The day before Yasir Arafat was due to sign the interim agreement at the Oslo II peace talks in September 1995, Israeli negotiators presented him with the infamous “swiss cheese” map of the West Bank as it would be altered by the agreement. “These are cantons!” the Palestinian leader shouted. “You want me to accept cantons! You want to destroy me!” He stormed out of the room.

After a further concession by Israel, Arafat did sign the agreement, but his Palestinian critics pointed again and again to the so-called swiss cheese map, as they excoriated him for capitulating to Israel. It was a dramatic illustration of the little-appreciated power of mapmaking.

While the negotiators had spent weeks meticulously working out the text of Oslo II, the map Arafat saw was produced almost as an afterthought. Nobody knows that better than Motro, who was then an Israeli soldier assigned to the talks as a translator. Late one night, her commanding officer took her to a room on an army base with large fluorescent-lit tables and piles of maps. “He handed me some dried-out markers, unfurled a map I had never seen before, and directed me to trace certain lines and shapes. Just make them clearer, he said. No cartographer was present, no graphic designer weighed in on my choices, and, when I was through, no [attorney] reviewed my work. No one knew it mattered.”

And so the official map accompanying the agreement that provided for Israel’s first significant withdrawal from the West Bank had dozens of bright yellow blotches for areas under joint Israeli-Palestinian control and eight brown blotches for areas under Palestinian control. The map seemed to suggest that the remaining three-fourths of the West Bank would remain permanently in Israeli hands.

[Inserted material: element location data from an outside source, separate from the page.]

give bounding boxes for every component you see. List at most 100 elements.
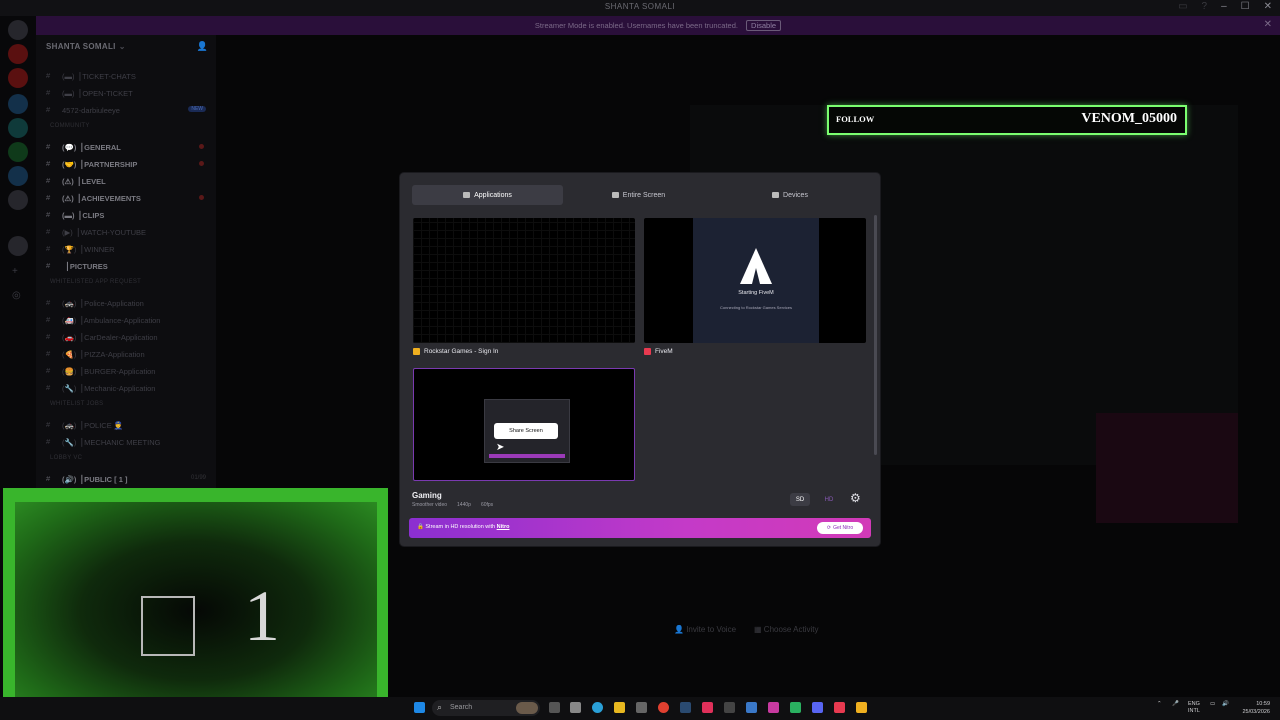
app-caption[interactable]: Rockstar Games - Sign In [413, 348, 498, 355]
store-icon[interactable] [636, 702, 647, 713]
tiktok-icon[interactable] [702, 702, 713, 713]
search-icon: ⌕ [437, 702, 443, 712]
category-header[interactable]: COMMUNITY [50, 123, 90, 129]
tab-devices[interactable]: Devices [714, 185, 866, 205]
quality-title: Gaming [412, 491, 442, 500]
add-server-icon[interactable]: + [12, 266, 18, 277]
add-member-icon[interactable]: 👤 [197, 41, 208, 52]
channel-item[interactable]: # ▕ PICTURES [36, 259, 216, 273]
share-screen-button[interactable]: Share Screen [494, 423, 558, 439]
channel-label: (🚗)▕ CarDealer-Application [62, 333, 158, 342]
settings-icon[interactable] [570, 702, 581, 713]
disable-streamer-mode-button[interactable]: Disable [746, 20, 782, 31]
chevron-up-icon[interactable]: ⌃ [1157, 701, 1162, 707]
chrome-icon[interactable] [658, 702, 669, 713]
edge-icon[interactable] [592, 702, 603, 713]
screen-share-modal: Applications Entire Screen Devices Rocks… [400, 173, 880, 546]
mic-icon[interactable]: 🎤 [1172, 701, 1179, 707]
app-preview-rockstar[interactable] [413, 218, 635, 343]
channel-item[interactable]: # (🔧)▕ MECHANIC MEETING [36, 435, 216, 449]
server-icon[interactable] [8, 190, 28, 210]
server-icon[interactable] [8, 68, 28, 88]
search-box[interactable]: ⌕ Search [432, 700, 540, 716]
capcut-icon[interactable] [724, 702, 735, 713]
server-icon[interactable] [8, 44, 28, 64]
volume-icon[interactable]: 🔊 [1222, 701, 1229, 707]
network-icon[interactable]: ▭ [1210, 701, 1215, 707]
app-caption[interactable]: FiveM [644, 348, 673, 355]
tab-label: Entire Screen [622, 191, 666, 199]
channel-item[interactable]: # (▬)▕ TICKET-CHATS [36, 69, 216, 83]
square-glyph [141, 596, 195, 656]
discover-icon[interactable]: ◎ [12, 290, 21, 301]
tab-entire-screen[interactable]: Entire Screen [563, 185, 714, 205]
app-icon[interactable] [790, 702, 801, 713]
instagram-icon[interactable] [768, 702, 779, 713]
channel-item[interactable]: # (🍔)▕ BURGER-Application [36, 364, 216, 378]
channel-item[interactable]: # (💬)▕ GENERAL [36, 140, 216, 154]
user-count: 01/99 [190, 475, 206, 481]
channel-item[interactable]: # (▬)▕ OPEN-TICKET [36, 86, 216, 100]
clock[interactable]: 10:59 25/03/2026 [1242, 700, 1270, 716]
app-preview-fivem[interactable]: Starting FiveM Connecting to Rockstar Ga… [644, 218, 866, 343]
modal-scrollbar[interactable] [874, 215, 877, 455]
server-name-header[interactable]: SHANTA SOMALI ⌄ [46, 42, 126, 51]
category-header[interactable]: WHITELISTED APP REQUEST [50, 279, 141, 285]
category-header[interactable]: WHITELIST JOBS [50, 401, 103, 407]
channel-item[interactable]: # (🚑)▕ Ambulance-Application [36, 313, 216, 327]
channel-item[interactable]: # (⚠)▕ ACHIEVEMENTS [36, 191, 216, 205]
maximize-button[interactable]: ☐ [1241, 1, 1250, 12]
channel-item[interactable]: # (🚓)▕ Police-Application [36, 296, 216, 310]
banner-close-icon[interactable]: ✕ [1264, 19, 1272, 30]
discord-icon[interactable] [812, 702, 823, 713]
channel-item[interactable]: # (🤝)▕ PARTNERSHIP [36, 157, 216, 171]
hash-icon: # [46, 71, 51, 80]
server-icon[interactable] [8, 166, 28, 186]
get-nitro-button[interactable]: ⟳ Get Nitro [817, 522, 863, 534]
help-icon[interactable]: ? [1202, 1, 1208, 12]
channel-item[interactable]: #4572-darbiuleeye NEW [36, 103, 216, 117]
start-icon[interactable] [414, 702, 425, 713]
hd-toggle[interactable]: HD [819, 493, 839, 506]
channel-item[interactable]: # (🔧)▕ Mechanic-Application [36, 381, 216, 395]
channel-label: (🏆)▕ WINNER [62, 245, 115, 254]
channel-label: (⚠)▕ ACHIEVEMENTS [62, 194, 141, 203]
gear-icon[interactable]: ⚙ [850, 491, 861, 505]
channel-item[interactable]: # (🚗)▕ CarDealer-Application [36, 330, 216, 344]
task-view-icon[interactable] [549, 702, 560, 713]
language-indicator[interactable]: ENG INTL [1188, 701, 1200, 715]
sd-toggle[interactable]: SD [790, 493, 810, 506]
file-explorer-icon[interactable] [614, 702, 625, 713]
server-icon[interactable] [8, 94, 28, 114]
server-icon[interactable] [8, 118, 28, 138]
minimize-button[interactable]: – [1221, 1, 1227, 12]
server-icon[interactable] [8, 142, 28, 162]
channel-item[interactable]: # (▬)▕ CLIPS [36, 208, 216, 222]
photos-icon[interactable] [746, 702, 757, 713]
channel-item[interactable]: # (⚠)▕ LEVEL [36, 174, 216, 188]
invite-to-voice-button[interactable]: 👤 Invite to Voice [674, 625, 736, 634]
channel-label: (🔊)▕ PUBLIC [ 1 ] [62, 475, 128, 484]
channel-item[interactable]: # (🏆)▕ WINNER [36, 242, 216, 256]
server-icon[interactable] [8, 236, 28, 256]
rockstar-taskbar-icon[interactable] [856, 702, 867, 713]
channel-item[interactable]: # (🔊)▕ PUBLIC [ 1 ] 01/99 [36, 472, 216, 486]
direct-messages-icon[interactable] [8, 20, 28, 40]
tab-applications[interactable]: Applications [412, 185, 563, 205]
follow-overlay: FOLLOW VENOM_05000 [827, 105, 1187, 135]
steam-icon[interactable] [680, 702, 691, 713]
choose-activity-button[interactable]: ▦ Choose Activity [754, 625, 819, 634]
nitro-link[interactable]: Nitro [497, 524, 510, 530]
inbox-icon[interactable]: ▭ [1178, 1, 1187, 12]
close-button[interactable]: ✕ [1264, 1, 1272, 12]
quality-fps: 60fps [480, 502, 494, 508]
webcam-frame: 1 [15, 502, 377, 720]
app-preview-discord[interactable]: Share Screen ➤ [413, 368, 635, 481]
category-header[interactable]: LOBBY VC [50, 455, 82, 461]
fivem-taskbar-icon[interactable] [834, 702, 845, 713]
channel-item[interactable]: # (🚓)▕ POLICE 👮 [36, 418, 216, 432]
hash-icon: # [46, 261, 51, 270]
channel-item[interactable]: # (🍕)▕ PIZZA-Application [36, 347, 216, 361]
channel-item[interactable]: # (▶)▕ WATCH-YOUTUBE [36, 225, 216, 239]
hash-icon: # [46, 244, 51, 253]
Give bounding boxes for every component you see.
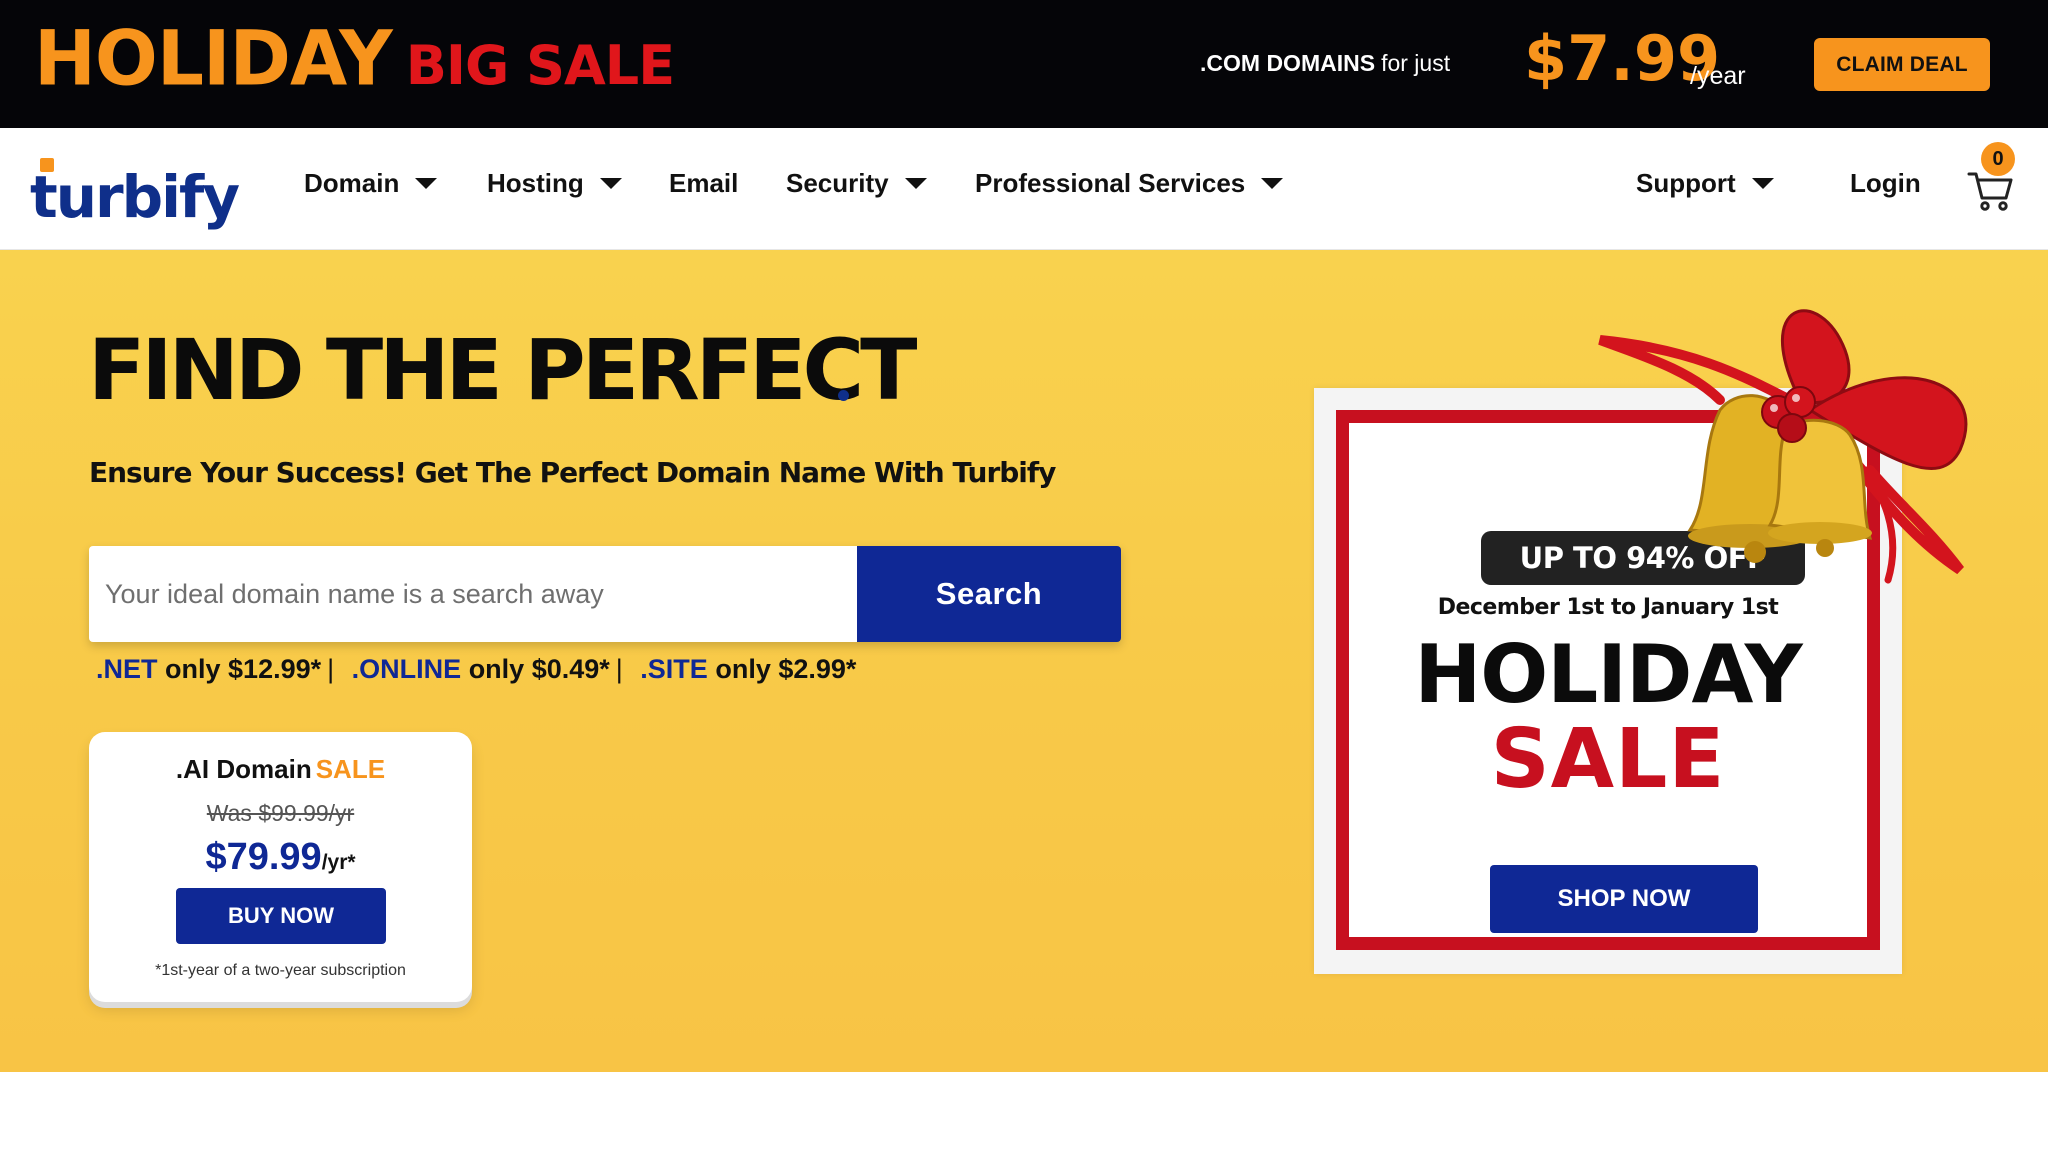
promo-domains-suffix: for just xyxy=(1381,50,1451,76)
sale-dates: December 1st to January 1st xyxy=(1437,595,1779,620)
login-link[interactable]: Login xyxy=(1850,168,1921,199)
domain-search-input[interactable] xyxy=(89,546,857,642)
hero-subtitle: Ensure Your Success! Get The Perfect Dom… xyxy=(89,456,1056,489)
buy-now-button[interactable]: BUY NOW xyxy=(176,888,386,944)
nav-item-label: Professional Services xyxy=(975,168,1246,198)
nav-item-label: Hosting xyxy=(487,168,584,198)
ai-card-title: .AI Domain SALE xyxy=(89,754,472,785)
caret-down-icon xyxy=(904,178,927,189)
logo-text: turbify xyxy=(30,163,240,231)
ai-card-price-value: $79.99 xyxy=(205,836,322,878)
claim-deal-button[interactable]: CLAIM DEAL xyxy=(1814,38,1990,91)
discount-badge: UP TO 94% OFF xyxy=(1481,531,1805,585)
holiday-sale-card: UP TO 94% OFF December 1st to January 1s… xyxy=(1314,388,1902,974)
ai-card-title-text: .AI Domain xyxy=(175,754,312,784)
sale-heading: SALE xyxy=(1490,712,1726,807)
nav-item-label: Support xyxy=(1636,168,1736,198)
tld-offers: .NET only $12.99* | .ONLINE only $0.49* | … xyxy=(96,654,856,685)
promo-headline: HOLIDAY BIG SALE xyxy=(34,15,675,103)
nav-item-label: Security xyxy=(786,168,889,198)
nav-item-hosting[interactable]: Hosting xyxy=(487,168,622,199)
caret-down-icon xyxy=(1751,178,1774,189)
nav-item-label: Email xyxy=(669,168,739,198)
ai-card-price: $79.99/yr* xyxy=(89,836,472,879)
holiday-sale-frame: UP TO 94% OFF December 1st to January 1s… xyxy=(1336,410,1880,950)
domain-search-bar: Search xyxy=(89,546,1121,642)
tld-separator: | xyxy=(327,654,335,684)
promo-headline-main: HOLIDAY xyxy=(34,15,393,103)
ai-card-price-unit: /yr* xyxy=(321,851,356,874)
ai-card-old-price: Was $99.99/yr xyxy=(206,800,355,826)
ai-domain-card: .AI Domain SALE Was $99.99/yr $79.99/yr* … xyxy=(89,732,472,1002)
search-button[interactable]: Search xyxy=(857,546,1121,642)
promo-domains-label: .COM DOMAINS xyxy=(1200,50,1376,76)
shop-now-button[interactable]: SHOP NOW xyxy=(1490,865,1758,933)
nav-item-email[interactable]: Email xyxy=(669,168,738,199)
holiday-heading: HOLIDAY xyxy=(1414,628,1802,721)
hero-title-dot xyxy=(838,390,849,401)
login-label: Login xyxy=(1850,168,1921,198)
tld-online[interactable]: .ONLINE xyxy=(352,654,462,684)
hero-title: FIND THE PERFECT xyxy=(88,321,917,419)
tld-online-price: only $0.49* xyxy=(468,654,610,684)
ai-card-footnote: *1st-year of a two-year subscription xyxy=(155,962,406,979)
tld-net-price: only $12.99* xyxy=(165,654,322,684)
caret-down-icon xyxy=(415,178,438,189)
turbify-logo[interactable]: turbify xyxy=(30,156,240,231)
promo-banner: HOLIDAY BIG SALE .COM DOMAINS for just $7… xyxy=(0,0,2048,128)
nav-item-label: Domain xyxy=(304,168,400,198)
caret-down-icon xyxy=(1261,178,1284,189)
tld-separator: | xyxy=(615,654,623,684)
nav-item-professional-services[interactable]: Professional Services xyxy=(975,168,1284,199)
caret-down-icon xyxy=(599,178,622,189)
promo-headline-secondary: BIG SALE xyxy=(405,34,675,97)
cart-count-badge: 0 xyxy=(1981,142,2015,176)
promo-domains-text: .COM DOMAINS for just xyxy=(1200,50,1450,77)
main-navbar: turbify Domain Hosting Email Security Pr… xyxy=(0,128,2048,250)
ai-card-sale-label: SALE xyxy=(315,754,386,784)
tld-site-price: only $2.99* xyxy=(715,654,857,684)
hero-section: FIND THE PERFECT Ensure Your Success! Ge… xyxy=(0,250,2048,1072)
nav-item-security[interactable]: Security xyxy=(786,168,927,199)
promo-price-unit: /year xyxy=(1690,62,1746,90)
nav-item-support[interactable]: Support xyxy=(1636,168,1774,199)
nav-item-domain[interactable]: Domain xyxy=(304,168,438,199)
tld-site[interactable]: .SITE xyxy=(640,654,708,684)
tld-net[interactable]: .NET xyxy=(96,654,158,684)
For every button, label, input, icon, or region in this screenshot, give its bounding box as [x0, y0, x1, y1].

“Maps record facts but, whether by design or by accident, they also project worldviews and function as arguments,” says Motro, who is now a law professor at the University of Richmond and a senior fellow at Empax, a think tank in New York studying the role of graphics in peacemaking. “Every map reflects a set of judgments that influence the viewer’s impression of the underlying data. The choice of colors and labels, the cropping, and the process of selecting what gets included and what gets left out all combine to form a visual gestalt.” The three-fourths of the West Bank left for the time being in Israeli hands by Oslo II, for instance, could have been rendered in a color that linked it to Israel or the Palestinian-controlled areas, or it could have been given its own distinctive color, indicating that its future was still to be determined. “A skilled designer can make peace seem inevitable or impossible, reassuring or terrifying, logical or jumbled.”

After the Oslo “peace process” fell apart in 2001, only one of the proposed peace plans, the Geneva Accord, included maps. When Motro saw them, she says, “my heart sank,” for they were “filled with chartjunk, arbitrary colors and labels, inconsistencies, and omissions,” obscuring “the simple reassuring elegance of the agreement’s proposed solution.”

The lesson isn’t limited to the Middle East. Negotiators around the world, says Motro, must realize that a good map is worth a thousand words.